Abatido, volvió a la cabaña y abrió el cofre. En cuanto vio el contenido, su mundo quedó patas arriba.

Sobre el collar estaba el anillo que había aceptado de Kreon y que le regaló a Beth. El anillo que llevaba la última vez que la vio y con el que no paraba de juguetear dándole vueltas en el dedo.

¡Beth había estado en la cabaña!

Y esa era su forma de despedirse.

Dejó que las lágrimas se deslizaran por sus mejillas mientras soltaba un alarido y volcaba la mesa, lanzando por los aires el anillo y el collar.

Al menos Beth le había hecho saber que se encontraba bien. Que no le había sucedido nada malo.

Había seguido adelante con su vida y lo había abandonado.

Muy bien. No hacía falta seguir buscándola. Todo había acabado.

No lo quería, de la misma forma que no lo querían los demás. No merecía ni su corazón ni su amor.

«No soy nada», se dijo.

Furioso y herido como nunca lo había estado antes, consideró la idea de quemar la cabaña. Pero fue incapaz de hacerlo. Tal vez acabara siendo el hogar de alguien que pasara por allí y necesitara un techo bajo el que cobijarse. Tal vez alguien pudiera encontrar la felicidad en ese lugar, aunque él no lo hubiera hecho.
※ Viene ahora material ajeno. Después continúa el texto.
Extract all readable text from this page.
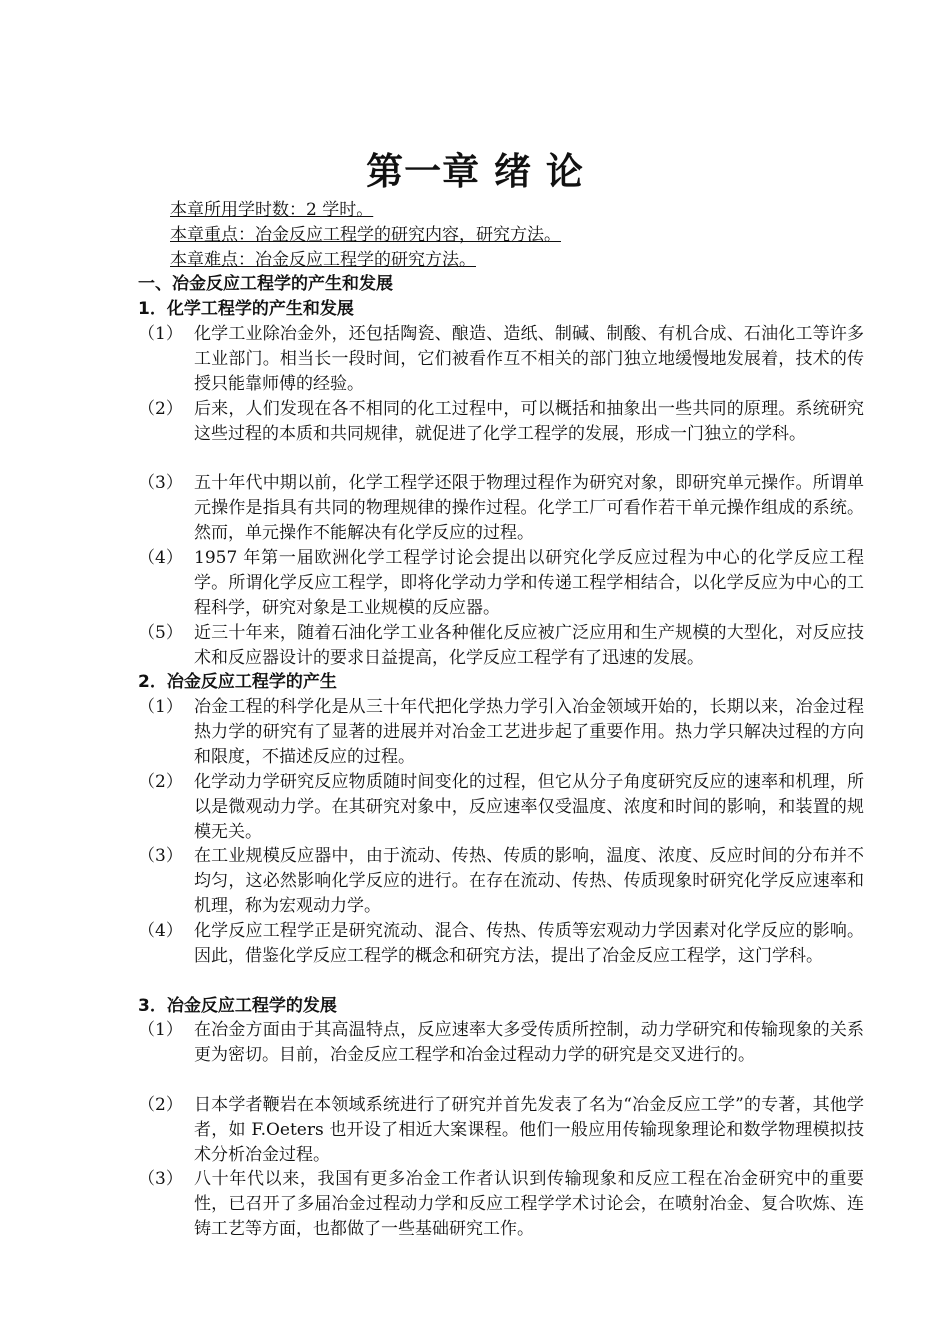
第一章 绪 论
本章所用学时数：2 学时。
本章重点：冶金反应工程学的研究内容，研究方法。
本章难点：冶金反应工程学的研究方法。
一、冶金反应工程学的产生和发展
1．化学工程学的产生和发展
（1） 化学工业除冶金外，还包括陶瓷、酿造、造纸、制碱、制酸、有机合成、石油化工等许多工业部门。相当长一段时间，它们被看作互不相关的部门独立地缓慢地发展着，技术的传授只能靠师傅的经验。
（2） 后来，人们发现在各不相同的化工过程中，可以概括和抽象出一些共同的原理。系统研究这些过程的本质和共同规律，就促进了化学工程学的发展，形成一门独立的学科。
（3） 五十年代中期以前，化学工程学还限于物理过程作为研究对象，即研究单元操作。所谓单元操作是指具有共同的物理规律的操作过程。化学工厂可看作若干单元操作组成的系统。然而，单元操作不能解决有化学反应的过程。
（4） 1957 年第一届欧洲化学工程学讨论会提出以研究化学反应过程为中心的化学反应工程学。所谓化学反应工程学，即将化学动力学和传递工程学相结合，以化学反应为中心的工程科学，研究对象是工业规模的反应器。
（5） 近三十年来，随着石油化学工业各种催化反应被广泛应用和生产规模的大型化，对反应技术和反应器设计的要求日益提高，化学反应工程学有了迅速的发展。
2．冶金反应工程学的产生
（1） 冶金工程的科学化是从三十年代把化学热力学引入冶金领域开始的，长期以来，冶金过程热力学的研究有了显著的进展并对冶金工艺进步起了重要作用。热力学只解决过程的方向和限度，不描述反应的过程。
（2） 化学动力学研究反应物质随时间变化的过程，但它从分子角度研究反应的速率和机理，所以是微观动力学。在其研究对象中，反应速率仅受温度、浓度和时间的影响，和装置的规模无关。
（3） 在工业规模反应器中，由于流动、传热、传质的影响，温度、浓度、反应时间的分布并不均匀，这必然影响化学反应的进行。在存在流动、传热、传质现象时研究化学反应速率和机理，称为宏观动力学。
（4） 化学反应工程学正是研究流动、混合、传热、传质等宏观动力学因素对化学反应的影响。因此，借鉴化学反应工程学的概念和研究方法，提出了冶金反应工程学，这门学科。
3．冶金反应工程学的发展
（1） 在冶金方面由于其高温特点，反应速率大多受传质所控制，动力学研究和传输现象的关系更为密切。目前，冶金反应工程学和冶金过程动力学的研究是交叉进行的。
（2） 日本学者鞭岩在本领域系统进行了研究并首先发表了名为“冶金反应工学”的专著，其他学者，如 F.Oeters 也开设了相近大案课程。他们一般应用传输现象理论和数学物理模拟技术分析冶金过程。
（3） 八十年代以来，我国有更多冶金工作者认识到传输现象和反应工程在冶金研究中的重要性，已召开了多届冶金过程动力学和反应工程学学术讨论会，在喷射冶金、复合吹炼、连铸工艺等方面，也都做了一些基础研究工作。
Con el corazón destrozado, echó un vistazo a su alrededor y se marchó sin molestarse en cerrar la puerta.

Tras montar en Troyano, puso rumbo a la ciudad. Sin mirar atrás, se alejó del único lugar donde había sido feliz.

«¿Qué defecto tengo para que nadie me quiera? ¿Para que nadie quiera estar a mi lado? —se preguntó—. ¡Ya basta! Eres un príncipe. ¿Por qué vas a sentir lástima de ti mismo?».

Sin embargo, en el fondo era consciente de la verdad. No era un príncipe. Sólo era un puto agotado, y el único que quería relacionarse con él era un dios que le resultaba repugnante. No porque Apolo lo amara, sino porque ansiaba el poder que ostentaba cada vez que hacía sufrir a un miembro de la realeza griega y lo obligaba a suplicarle. Su relación se basaba en la dominancia y en la fuerza.

En el dolor. En la humillación y el sometimiento de Estigio al poder supremo de Apolo. Para el dios era como un juguete para un niño. Algo que usar y descartar, o que estrellar contra un mueble cuando su dueño estaba molesto por algo.

«Nadie me aprecia», se dijo.

Era inútil luchar contra esa realidad o llorar por ella. Se limitaba a constatar un hecho.

Y lo peor era que no podía cambiarlo.